On second thought let’s forget that trip to Stockholm…

Dilbert creator Scott Adams: “Apparently Swedish laws are unique.  If you have a penis, you’re half a rapist before you even get through customs. And if your condom breaks, that’s jail time. What I’m saying is that the Club Med in Sweden is a nervous place.

Also Swedish condoms apparently break all the time, so I think I’m going to vacation somewhere else!

A word of advice

I’m not a fraud specialist, nor do I want to encourage people to defraud authorities, but if you’re going to pretend you’re pregnant so as to get state benefits you really should stop claiming after 9 months. A pregnancy that lasts more than 3 years becomes suspect at some point.

An interesting twist to “fiddling while Rome burns”

As if there weren’t already enough known reasons that lead the North American economy to collapse in 08, here’s another — the SEC didn’t see anything bad developing because its staff was too busy looking at porn. So they didn’t see it coming because they were distracted looking at a lot of people coming. They lost sight of the money and concentrated on the money shots. [insert your own porn-themed joke here].

A senior attorney at the SEC’s Washington headquarters spent up to eight hours a day looking at and downloading pornography. When he ran out of hard drive space, he burned the files to CDs or DVDs, which he kept in boxes around his office.

Yes, perseverance is often something to be commended, but it’s really time for that guy to admit he has a problem.

How entirely appropriate!

You may or may not know, but this week is National Procrastination Week. I really wanted to mention this before Thursday, but, you know.

I think this calls for a facepalm…

In a spectacular display of the sort of current-events knowledge and attention to detail that made her an ideal fit as White House Press Secretary under George W. Bush, Dana Perino went on some Fox News pundit show and affirmed that no terrorist attacks took place in the US while Bush was President. Which must mean that I and millions of others just imagined seeing the WTC buildings collapse into a heap of rubble.

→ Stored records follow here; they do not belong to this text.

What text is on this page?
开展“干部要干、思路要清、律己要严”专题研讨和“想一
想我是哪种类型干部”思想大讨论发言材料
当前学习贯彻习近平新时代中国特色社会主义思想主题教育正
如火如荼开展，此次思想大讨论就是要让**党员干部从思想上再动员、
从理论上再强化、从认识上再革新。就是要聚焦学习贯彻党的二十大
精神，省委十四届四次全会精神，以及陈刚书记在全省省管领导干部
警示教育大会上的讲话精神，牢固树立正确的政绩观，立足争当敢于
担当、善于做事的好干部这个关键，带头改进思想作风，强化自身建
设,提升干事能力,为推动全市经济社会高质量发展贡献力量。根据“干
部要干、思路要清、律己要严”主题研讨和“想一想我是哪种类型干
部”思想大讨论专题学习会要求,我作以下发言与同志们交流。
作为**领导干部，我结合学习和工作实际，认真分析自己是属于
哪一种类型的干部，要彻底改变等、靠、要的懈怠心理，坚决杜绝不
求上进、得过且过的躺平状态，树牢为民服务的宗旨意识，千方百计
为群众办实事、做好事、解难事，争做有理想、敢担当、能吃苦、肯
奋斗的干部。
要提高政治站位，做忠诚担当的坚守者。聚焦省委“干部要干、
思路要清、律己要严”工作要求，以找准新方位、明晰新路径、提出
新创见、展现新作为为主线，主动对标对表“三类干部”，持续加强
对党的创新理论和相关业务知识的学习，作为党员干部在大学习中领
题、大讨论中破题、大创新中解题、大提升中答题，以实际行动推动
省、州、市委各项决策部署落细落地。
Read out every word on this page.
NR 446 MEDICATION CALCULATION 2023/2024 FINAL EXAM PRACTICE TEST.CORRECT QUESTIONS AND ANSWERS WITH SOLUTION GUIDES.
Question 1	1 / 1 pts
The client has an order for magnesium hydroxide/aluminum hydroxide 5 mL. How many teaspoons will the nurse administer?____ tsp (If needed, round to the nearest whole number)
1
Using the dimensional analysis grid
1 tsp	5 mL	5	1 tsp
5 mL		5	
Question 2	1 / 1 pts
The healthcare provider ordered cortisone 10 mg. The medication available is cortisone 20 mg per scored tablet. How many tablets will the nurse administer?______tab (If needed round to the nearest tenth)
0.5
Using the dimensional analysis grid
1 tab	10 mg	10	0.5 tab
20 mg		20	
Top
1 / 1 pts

I can barely contain myself!

Today is World Toilet Day, a day of awareness so people can reflect on their less fortunate counterparts who do not have access to proper sanitation facilities. I think it was invented by people who like to make bad puns. The organizers hope that this will lead many developing countries to make sanitation infrastructure their top priority, but I and many others would settle for it being number two [/rimshot]. People who visit the web site are encouraged to twitter their thoughts on the event, but frankly I don’t think that’s such a good idea. So if you’re having a party tonight and there’s an awkward pause just connect your laptop to your TV and celebrate with a mass viewing of 2G1C.

Like 1994 all over again!

Ah, the good old days of dialup internet and restricted university access, a time when people started wanting to know what this “internet” thing was about… may they never come again, except perhaps in parody form: Mastering the Internet and Mastering the Internet Part 2.

This is the weirdest video I’ve seen in at least a couple of days.

Unfortunately, no one can be told what this video is. You have to see it for yourself.

Some things you just can’t buy. For everything else there’s Amazon.com.

Amazon.com — the US version, not the scaled-down imitation you get in other parts of the world including Canada — is a pretty wonderful store, and although they’re famous as booksellers they’ll sell most anything. Including, and I did a double-take when I saw it, an artificial insemination kit for your pet. Now I’m not a pet owner or a pet expert, but really, shouldn’t you go to your veterinarian for this sort of thing?!?

“Believe and act as if it were impossible to fail.” -Kettering

Engineers rarely make good graphic artists, as graphic artists rarely make good engineers. Rarely is this truism better illustrated than in this poster for the Manchester Metroshuttle entitled “Making the City Work Together”.